Bei positiver Geschäftsentwicklung bis Anfang 2012 Conti-Dividende möglich
In einem Interview mit dem Handelsblatt erläutert Conti-Chef Elmar Degenhart die Aussichten für die Elektromobilität und die Anstrengungen von Conti auf diesem Gebiet. Conti hat zur Zeit mit 17 Kunden rund 90 Serienprojekte, die in den nächsten zwei Jahren realisiert werden. Dabei entfallen mehr Projekte auf das reine elektrische Fahren als auf Hybridsysteme. Bereits zehn Prozent der Projekte kommen aus Asien.
Die Conti-Serienproduktion von Elektromotoren ist in der Hochlaufphase. Ziel ist eine Jahreskapazität von 75000 Motoren. Das Niveau soll im zweiten Halbjahr 2012 erreicht werden. Erster Conti-Kunde ist Renault. Conti fertigt Elektromotoren allein, weil die Interessen der Kunden in Europa zu unterschiedlich sind. Anders z.B. in China, wo der Staat bei E-Antrieben Zulieferer zu Joint Ventures mit einheimischen Unternehmen drängt.
Vier Phasen der Entwicklung der E-Mobilität
Während Degenhart vor einem übertriebenen Hype warnt, weil bei den Kosten der E-Mobilität im Vergleich zum herkömmlichen Verbrennungsmotor aktuell eine gewaltige Lücke bleibt, rechnet der Conti-Chef für 2025 bei gleichen Rahmenbedingungen weltweit mit einer Produktion von 115 Millionen Autos und leichten Nutzfahrzeugen und je nach Region von mehr als 40 Prozent Fahrzeugen mit Hybrid- oder Elektroantrieb. Davon dürfte rund ein Viertel rein elektrisch fahren.
Der Grund: Die Produktionskosten sinken wahrscheinlich schneller als angenommen. Sobald die Preise deutlich sinken, gibt es ein großes Potenzial an Interessenten, die ein E-Auto kaufen würden.

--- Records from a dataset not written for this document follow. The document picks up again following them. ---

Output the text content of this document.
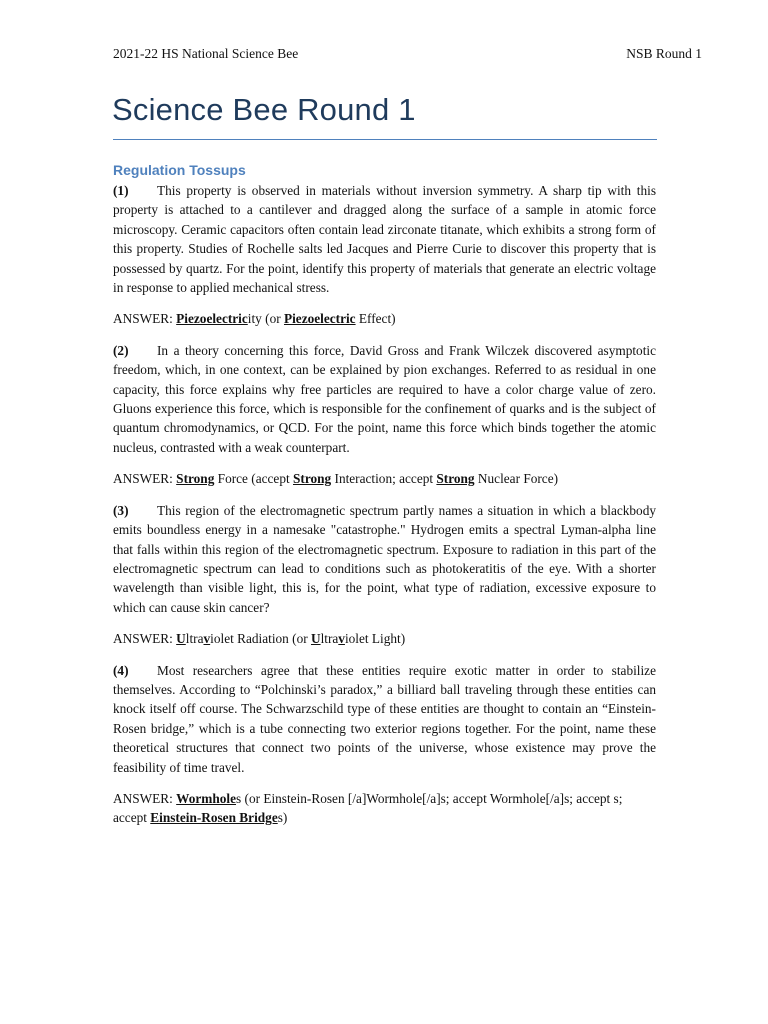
2021-22 HS National Science Bee	NSB Round 1
Science Bee Round 1
Regulation Tossups
(1) This property is observed in materials without inversion symmetry. A sharp tip with this property is attached to a cantilever and dragged along the surface of a sample in atomic force microscopy. Ceramic capacitors often contain lead zirconate titanate, which exhibits a strong form of this property. Studies of Rochelle salts led Jacques and Pierre Curie to discover this property that is possessed by quartz. For the point, identify this property of materials that generate an electric voltage in response to applied mechanical stress.
ANSWER: Piezoelectricity (or Piezoelectric Effect)
(2) In a theory concerning this force, David Gross and Frank Wilczek discovered asymptotic freedom, which, in one context, can be explained by pion exchanges. Referred to as residual in one capacity, this force explains why free particles are required to have a color charge value of zero. Gluons experience this force, which is responsible for the confinement of quarks and is the subject of quantum chromodynamics, or QCD. For the point, name this force which binds together the atomic nucleus, contrasted with a weak counterpart.
ANSWER: Strong Force (accept Strong Interaction; accept Strong Nuclear Force)
(3) This region of the electromagnetic spectrum partly names a situation in which a blackbody emits boundless energy in a namesake "catastrophe." Hydrogen emits a spectral Lyman-alpha line that falls within this region of the electromagnetic spectrum. Exposure to radiation in this part of the electromagnetic spectrum can lead to conditions such as photokeratitis of the eye. With a shorter wavelength than visible light, this is, for the point, what type of radiation, excessive exposure to which can cause skin cancer?
ANSWER: Ultraviolet Radiation (or Ultraviolet Light)
(4) Most researchers agree that these entities require exotic matter in order to stabilize themselves. According to “Polchinski’s paradox,” a billiard ball traveling through these entities can knock itself off course. The Schwarzschild type of these entities are thought to contain an “Einstein-Rosen bridge,” which is a tube connecting two exterior regions together. For the point, name these theoretical structures that connect two points of the universe, whose existence may prove the feasibility of time travel.
ANSWER: Wormholes (or Einstein-Rosen [/a]Wormhole[/a]s; accept Wormhole[/a]s; accept s; accept Einstein-Rosen Bridges)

Für Degenhart vollzieht sich deshalb die Entwicklung der E-Mobilität in vier Phasen: Phase eins sind Pilotfahrzeuge wie der Renault E-Kangoo. Die nächste Generation der Elektrofahrzeuge ist bis 2015 auf dem Markt – mit deutlich steigenden Stückzahlen. Generation drei folgt bis 2019. Die Modelle der Phase vier sind um das Jahr 2023 verfügbar und müssen deutlich günstiger sein als heute. Die Differenz zu Fahrzeugen mit Verbrennungsmotor liegt dann unter 5000 Euro.
Conti-Dividende an Schaeffler möglich
Laut Degenhart hat Conti aktuell 164.000 Beschäftigte und erwartet 2011 einen Umsatz von mindestens 29,5 Milliarden Euro. Für ihn ist es nur eine Frage der Zeit, bis die Mitarbeiterzahl an 200.000 heranreicht.
Laut Degenhart ist 2011 ein gutes Jahr. Degenhart hält deshalb erstmals wieder eine Conti-Dividende für möglich, falls sich das Geschäft bis Anfang 2012 positiv entwickelt.